With Level 8 and 10 graduate workers earning less than #50,000 in Imo State, it clearly shows that the Uzodimma administration has not implemented the #30,000 minimum wage, and there is no plan in sight either to comply with the #70,000 national minimum wage approved by the Supreme Court. Yet, the State Governor went about initially saying that Imo was paying N40,000 as minimum wage. He has recently positioned to extend the deception, by claiming that he is making plans to implement the #70,000 minimum wage. But we know these are all lies.”
Continuing, the release said,“the Governor has deprived workers of promotion benefits. In 2022 and 2023, the State government announced promotions for workers. However, till date, no Imo worker has received an increment of even a kobo to his or her salary. The yearly additions to salaries, which usually happens in July, have not occurred even once since Uzodimma assumed office. This is not just wicked but also criminal.

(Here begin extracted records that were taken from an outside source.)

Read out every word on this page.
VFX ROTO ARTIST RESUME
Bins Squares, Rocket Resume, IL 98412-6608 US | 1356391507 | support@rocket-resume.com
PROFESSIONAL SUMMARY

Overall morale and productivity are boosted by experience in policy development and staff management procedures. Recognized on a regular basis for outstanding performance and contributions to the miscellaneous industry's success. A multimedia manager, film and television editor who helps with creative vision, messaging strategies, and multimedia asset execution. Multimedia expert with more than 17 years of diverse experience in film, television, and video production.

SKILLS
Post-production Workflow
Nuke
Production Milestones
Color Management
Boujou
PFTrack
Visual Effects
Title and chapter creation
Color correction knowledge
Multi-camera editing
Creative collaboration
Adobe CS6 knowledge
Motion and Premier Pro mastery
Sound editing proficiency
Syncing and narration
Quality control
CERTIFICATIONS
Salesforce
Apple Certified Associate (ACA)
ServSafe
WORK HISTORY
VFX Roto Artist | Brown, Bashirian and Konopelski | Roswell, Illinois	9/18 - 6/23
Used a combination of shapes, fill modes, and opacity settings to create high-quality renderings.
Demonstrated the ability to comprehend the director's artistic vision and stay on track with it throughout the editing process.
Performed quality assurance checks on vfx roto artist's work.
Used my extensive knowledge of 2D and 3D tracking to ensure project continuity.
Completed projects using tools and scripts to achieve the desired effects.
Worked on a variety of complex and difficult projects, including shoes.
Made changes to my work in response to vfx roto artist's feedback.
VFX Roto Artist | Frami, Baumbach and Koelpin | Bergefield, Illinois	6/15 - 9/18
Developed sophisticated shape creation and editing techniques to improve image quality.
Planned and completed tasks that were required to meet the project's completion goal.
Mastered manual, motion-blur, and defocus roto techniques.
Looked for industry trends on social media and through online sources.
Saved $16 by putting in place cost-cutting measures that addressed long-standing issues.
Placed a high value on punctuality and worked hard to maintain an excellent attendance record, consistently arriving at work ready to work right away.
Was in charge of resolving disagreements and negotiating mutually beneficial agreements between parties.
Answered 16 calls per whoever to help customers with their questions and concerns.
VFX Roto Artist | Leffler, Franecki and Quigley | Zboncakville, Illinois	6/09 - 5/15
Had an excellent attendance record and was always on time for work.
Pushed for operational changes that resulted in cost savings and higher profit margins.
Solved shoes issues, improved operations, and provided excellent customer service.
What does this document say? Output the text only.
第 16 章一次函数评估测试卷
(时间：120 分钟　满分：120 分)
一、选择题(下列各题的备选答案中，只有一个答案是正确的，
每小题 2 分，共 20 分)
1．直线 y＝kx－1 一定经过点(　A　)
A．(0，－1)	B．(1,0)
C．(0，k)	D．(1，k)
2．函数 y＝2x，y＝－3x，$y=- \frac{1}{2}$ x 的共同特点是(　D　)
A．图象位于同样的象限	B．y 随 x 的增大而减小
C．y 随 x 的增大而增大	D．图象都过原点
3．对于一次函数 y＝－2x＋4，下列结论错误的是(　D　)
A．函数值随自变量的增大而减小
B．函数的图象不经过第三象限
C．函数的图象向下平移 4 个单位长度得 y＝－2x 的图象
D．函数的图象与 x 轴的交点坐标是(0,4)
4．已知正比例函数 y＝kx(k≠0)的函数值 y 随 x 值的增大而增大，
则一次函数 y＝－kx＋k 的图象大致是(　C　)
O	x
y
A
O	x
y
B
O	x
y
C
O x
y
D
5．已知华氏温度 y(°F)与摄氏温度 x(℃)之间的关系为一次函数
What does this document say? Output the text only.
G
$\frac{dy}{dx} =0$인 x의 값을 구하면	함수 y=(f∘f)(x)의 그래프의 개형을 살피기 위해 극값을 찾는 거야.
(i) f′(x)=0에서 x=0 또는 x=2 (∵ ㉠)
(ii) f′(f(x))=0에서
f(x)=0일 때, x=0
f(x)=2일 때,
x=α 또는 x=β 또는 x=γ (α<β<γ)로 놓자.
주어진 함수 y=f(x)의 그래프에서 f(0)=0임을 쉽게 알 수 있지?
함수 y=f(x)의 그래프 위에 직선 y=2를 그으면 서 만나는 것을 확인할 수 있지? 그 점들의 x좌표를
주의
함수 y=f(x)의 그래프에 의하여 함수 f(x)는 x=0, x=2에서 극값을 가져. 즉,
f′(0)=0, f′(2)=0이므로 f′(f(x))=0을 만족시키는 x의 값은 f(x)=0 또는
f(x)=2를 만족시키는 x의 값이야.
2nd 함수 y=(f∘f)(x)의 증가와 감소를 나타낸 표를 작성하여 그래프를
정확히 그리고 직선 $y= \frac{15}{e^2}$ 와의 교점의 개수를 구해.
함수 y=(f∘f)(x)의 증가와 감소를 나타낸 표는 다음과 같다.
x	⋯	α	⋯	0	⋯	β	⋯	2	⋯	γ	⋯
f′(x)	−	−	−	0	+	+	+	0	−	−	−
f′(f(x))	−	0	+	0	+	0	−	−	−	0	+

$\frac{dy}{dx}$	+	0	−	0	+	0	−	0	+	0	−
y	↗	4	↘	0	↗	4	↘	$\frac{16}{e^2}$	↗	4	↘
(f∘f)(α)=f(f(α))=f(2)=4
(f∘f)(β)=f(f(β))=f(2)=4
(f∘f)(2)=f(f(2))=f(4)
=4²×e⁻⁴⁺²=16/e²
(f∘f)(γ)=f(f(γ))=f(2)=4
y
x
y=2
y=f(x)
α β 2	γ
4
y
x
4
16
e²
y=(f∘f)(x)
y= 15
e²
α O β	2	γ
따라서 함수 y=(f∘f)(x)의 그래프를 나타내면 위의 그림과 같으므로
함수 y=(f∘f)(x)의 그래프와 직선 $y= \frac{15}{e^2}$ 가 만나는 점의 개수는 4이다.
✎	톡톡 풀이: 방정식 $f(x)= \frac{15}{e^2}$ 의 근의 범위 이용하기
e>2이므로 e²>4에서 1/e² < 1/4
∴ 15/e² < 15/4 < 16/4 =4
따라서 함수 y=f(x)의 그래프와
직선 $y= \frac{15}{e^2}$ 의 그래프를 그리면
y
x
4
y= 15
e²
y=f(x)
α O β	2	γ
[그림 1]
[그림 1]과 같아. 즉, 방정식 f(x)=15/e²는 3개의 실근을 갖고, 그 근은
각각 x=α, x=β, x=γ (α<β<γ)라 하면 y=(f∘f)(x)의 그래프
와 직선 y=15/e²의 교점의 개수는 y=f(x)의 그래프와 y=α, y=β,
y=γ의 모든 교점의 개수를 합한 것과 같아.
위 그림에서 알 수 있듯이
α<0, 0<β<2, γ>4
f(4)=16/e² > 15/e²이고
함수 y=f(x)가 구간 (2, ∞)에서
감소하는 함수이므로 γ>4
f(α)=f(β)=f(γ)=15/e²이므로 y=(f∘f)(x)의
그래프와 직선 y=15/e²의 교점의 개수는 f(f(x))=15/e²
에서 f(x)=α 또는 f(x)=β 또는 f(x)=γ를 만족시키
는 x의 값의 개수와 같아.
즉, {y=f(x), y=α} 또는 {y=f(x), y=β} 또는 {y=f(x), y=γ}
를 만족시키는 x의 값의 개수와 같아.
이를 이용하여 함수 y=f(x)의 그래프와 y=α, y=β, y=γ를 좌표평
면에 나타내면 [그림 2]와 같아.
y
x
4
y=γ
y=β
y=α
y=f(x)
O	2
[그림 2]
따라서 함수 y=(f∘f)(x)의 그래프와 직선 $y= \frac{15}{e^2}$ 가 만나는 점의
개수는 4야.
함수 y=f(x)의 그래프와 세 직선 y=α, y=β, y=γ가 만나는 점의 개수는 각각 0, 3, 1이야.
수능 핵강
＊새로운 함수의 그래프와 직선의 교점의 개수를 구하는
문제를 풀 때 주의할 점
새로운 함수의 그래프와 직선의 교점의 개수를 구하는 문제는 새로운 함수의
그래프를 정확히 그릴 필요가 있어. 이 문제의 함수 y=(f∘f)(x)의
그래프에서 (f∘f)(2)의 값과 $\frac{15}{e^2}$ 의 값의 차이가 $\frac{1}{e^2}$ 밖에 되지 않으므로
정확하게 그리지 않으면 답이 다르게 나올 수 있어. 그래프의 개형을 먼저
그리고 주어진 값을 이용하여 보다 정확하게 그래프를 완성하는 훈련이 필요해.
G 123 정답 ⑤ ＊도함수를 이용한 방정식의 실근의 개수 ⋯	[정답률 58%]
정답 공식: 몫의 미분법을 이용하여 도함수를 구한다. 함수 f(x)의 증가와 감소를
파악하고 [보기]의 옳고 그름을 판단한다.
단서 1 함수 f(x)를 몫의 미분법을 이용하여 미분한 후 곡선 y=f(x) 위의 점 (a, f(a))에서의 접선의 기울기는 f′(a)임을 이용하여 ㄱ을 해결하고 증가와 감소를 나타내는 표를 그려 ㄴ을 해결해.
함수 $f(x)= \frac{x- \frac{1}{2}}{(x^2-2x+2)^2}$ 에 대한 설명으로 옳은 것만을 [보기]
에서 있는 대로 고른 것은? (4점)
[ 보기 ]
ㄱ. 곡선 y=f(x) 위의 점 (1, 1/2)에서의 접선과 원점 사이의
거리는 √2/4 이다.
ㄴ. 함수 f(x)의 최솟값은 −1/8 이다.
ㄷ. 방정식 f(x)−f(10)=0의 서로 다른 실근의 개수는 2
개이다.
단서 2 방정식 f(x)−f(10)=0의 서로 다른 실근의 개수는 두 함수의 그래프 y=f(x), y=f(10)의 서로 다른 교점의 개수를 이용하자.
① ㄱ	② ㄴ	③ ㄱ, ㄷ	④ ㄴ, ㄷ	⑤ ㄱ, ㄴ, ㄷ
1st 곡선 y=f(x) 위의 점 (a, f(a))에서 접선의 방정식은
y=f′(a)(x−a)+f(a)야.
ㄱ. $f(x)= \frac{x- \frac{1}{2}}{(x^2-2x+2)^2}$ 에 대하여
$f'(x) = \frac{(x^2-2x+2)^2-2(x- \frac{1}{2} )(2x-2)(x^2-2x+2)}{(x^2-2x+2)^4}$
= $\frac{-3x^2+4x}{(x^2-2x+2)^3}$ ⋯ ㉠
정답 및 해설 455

For five years, the government has not paid allowances to workers. For example, Lecturers in the Medical Faculty of the Imo State University have not received their Call Duty and Hazard allowances since the inception of the present administration.
It is the height of wickedness and insensitivity that Uzodimma and his cohorts, knowing that at 43 dollars per month, Nigeria’s minimum wage is way lower than that of Rwanda, South Africa, Togo and Benin Republic that have $188, $249 $87 and $86 respectively. Besides. seeing that Nigeria’s inflation rate has made prices of food and other goods and services four times higher in the last two years, ultimately eroding the purchasing power of Nigerian workers, still refuses to fully implement the previous #30,000 agreed on in 2019, not to mention implementing the new national minimum wage of #70,000, he has, on top of that, deprived workers of other benefits.
The Uzodimma-led government has continued to prove that it is a curse to Imo State and her people”.